Willy captured Hans’ attention with a display of his scar, thus allowing Julie to escape to the sanctuary of the kitchen. The smell of a savory stew bubbling on the stove brought her back to life from her momentary sojourn in hell.
She had not invited Morgan for dinner. Last night she had been in no state even to speak to him, much less encourage further contact. When she walked out of the office, she had had no idea what she would discover; she could not have foreseen the horror she felt even now at Hans’ explanation. Stirring the rich gravy in which chunks of beef and carrots and potatoes and onions swam, she wondered if she would have invited Morgan had she seen him in church. He had not attended, though she did not know if he had gone home to sleep or if he was still watching his patient at the office.
Katharine came into the kitchen with a last little echo of laughter. Julie did not turn from her work, and in fact stirred the stew more vigorously.
“Dinner smells simply marvelous, dear. Is Dr. Morgan joining us again?”
Julie noted how carefully her mother’s voice dropped for that question, in a kind of conspiratorial confidence.
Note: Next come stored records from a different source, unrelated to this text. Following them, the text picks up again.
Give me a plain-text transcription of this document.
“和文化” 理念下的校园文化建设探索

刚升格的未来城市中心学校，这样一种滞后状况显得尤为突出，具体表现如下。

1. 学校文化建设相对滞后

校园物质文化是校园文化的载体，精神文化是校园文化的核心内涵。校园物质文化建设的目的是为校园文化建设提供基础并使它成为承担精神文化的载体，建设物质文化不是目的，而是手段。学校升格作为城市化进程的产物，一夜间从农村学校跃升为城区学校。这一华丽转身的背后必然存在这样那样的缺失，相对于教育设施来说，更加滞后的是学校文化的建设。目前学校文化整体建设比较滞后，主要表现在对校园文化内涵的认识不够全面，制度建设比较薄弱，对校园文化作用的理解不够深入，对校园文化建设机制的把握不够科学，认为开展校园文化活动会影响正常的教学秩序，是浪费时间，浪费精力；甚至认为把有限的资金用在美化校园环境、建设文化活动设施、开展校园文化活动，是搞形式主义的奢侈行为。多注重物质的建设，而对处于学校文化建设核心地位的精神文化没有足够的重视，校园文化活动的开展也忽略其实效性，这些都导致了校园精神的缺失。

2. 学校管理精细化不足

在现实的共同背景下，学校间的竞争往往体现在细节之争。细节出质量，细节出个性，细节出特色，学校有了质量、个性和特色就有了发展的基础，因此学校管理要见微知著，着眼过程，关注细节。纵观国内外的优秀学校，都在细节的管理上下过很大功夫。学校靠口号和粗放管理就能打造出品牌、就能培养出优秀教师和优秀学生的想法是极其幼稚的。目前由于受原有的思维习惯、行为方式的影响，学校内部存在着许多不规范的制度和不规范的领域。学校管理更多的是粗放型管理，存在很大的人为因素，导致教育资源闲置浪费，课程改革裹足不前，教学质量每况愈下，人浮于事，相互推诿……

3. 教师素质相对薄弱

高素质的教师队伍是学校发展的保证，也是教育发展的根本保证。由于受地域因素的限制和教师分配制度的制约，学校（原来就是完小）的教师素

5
“No, Mama, I didn’t invite him.”
“Oh.” Was that disappointment Julie heard in her mother’s voice? Perhaps not, for Katharine quickly changed the subject and returned to a normal tone. “I see Hans is all spruced up. That talk he had with your father must have put him in a regular courting mood.”
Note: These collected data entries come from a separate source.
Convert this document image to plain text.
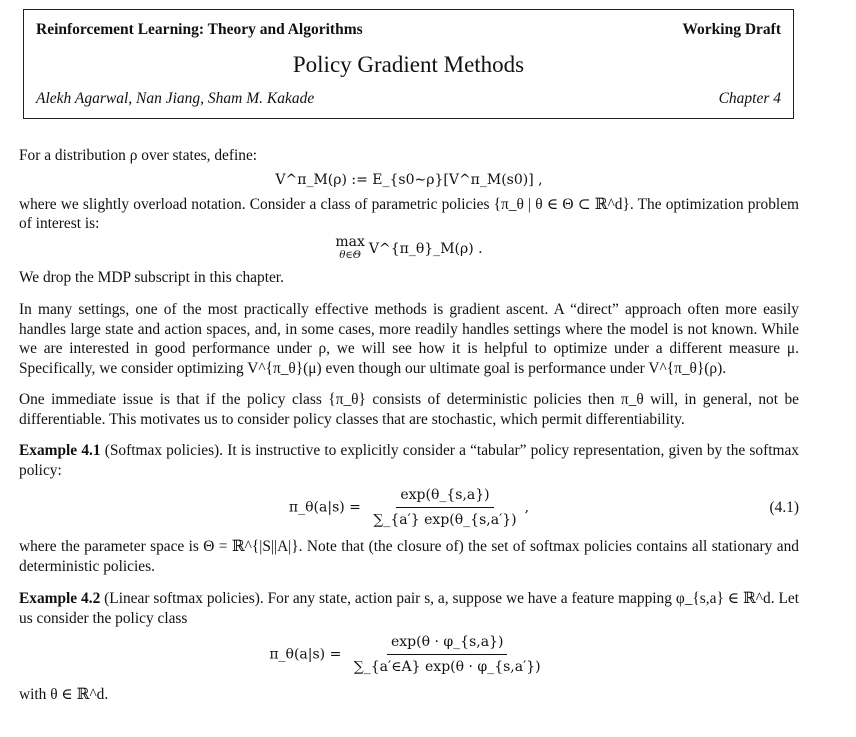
Reinforcement Learning: Theory and Algorithms	Working Draft
Policy Gradient Methods
Alekh Agarwal, Nan Jiang, Sham M. Kakade	Chapter 4

For a distribution ρ over states, define:

V^π_M(ρ) := E_{s0∼ρ}[V^π_M(s0)] ,

where we slightly overload notation. Consider a class of parametric policies {π_θ | θ ∈ Θ ⊂ ℝ^d}. The optimization problem of interest is:

max
θ∈Θ V^{π_θ}_M(ρ) .

We drop the MDP subscript in this chapter.

In many settings, one of the most practically effective methods is gradient ascent. A “direct” approach often more easily handles large state and action spaces, and, in some cases, more readily handles settings where the model is not known. While we are interested in good performance under ρ, we will see how it is helpful to optimize under a different measure μ. Specifically, we consider optimizing V^{π_θ}(μ) even though our ultimate goal is performance under V^{π_θ}(ρ).

One immediate issue is that if the policy class {π_θ} consists of deterministic policies then π_θ will, in general, not be differentiable. This motivates us to consider policy classes that are stochastic, which permit differentiability.

Example 4.1 (Softmax policies). It is instructive to explicitly consider a “tabular” policy representation, given by the softmax policy:

π_θ(a|s) = $\frac{\exp(\theta\_\{s,a\})}{\sum\_\{a'\} \exp(\theta\_\{s,a'\})}$ ,	(4.1)

where the parameter space is Θ = ℝ^{|S||A|}. Note that (the closure of) the set of softmax policies contains all stationary and deterministic policies.

Example 4.2 (Linear softmax policies). For any state, action pair s, a, suppose we have a feature mapping φ_{s,a} ∈ ℝ^d. Let us consider the policy class

π_θ(a|s) = $\frac{\exp(\theta \cdot \varphi\_\{s,a\})}{\sum\_\{a'\in A\} \exp(\theta \cdot \varphi\_\{s,a'\})}$

with θ ∈ ℝ^d.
Julie wanted to scream. She closed her eyes to still her temper, but she opened them quickly when Katharine came up beside her. She took the long spoon from her daughter’s hand and sipped the stew herself.
“It tastes every bit as good as it smells, too. Will it be ready soon?”
“No, not for quite a while. The meat is not near done, and the potatoes are hard as rocks yet.”
“Good. Then I shall have time for a little nap. I feel one of those terrible headaches coming on.”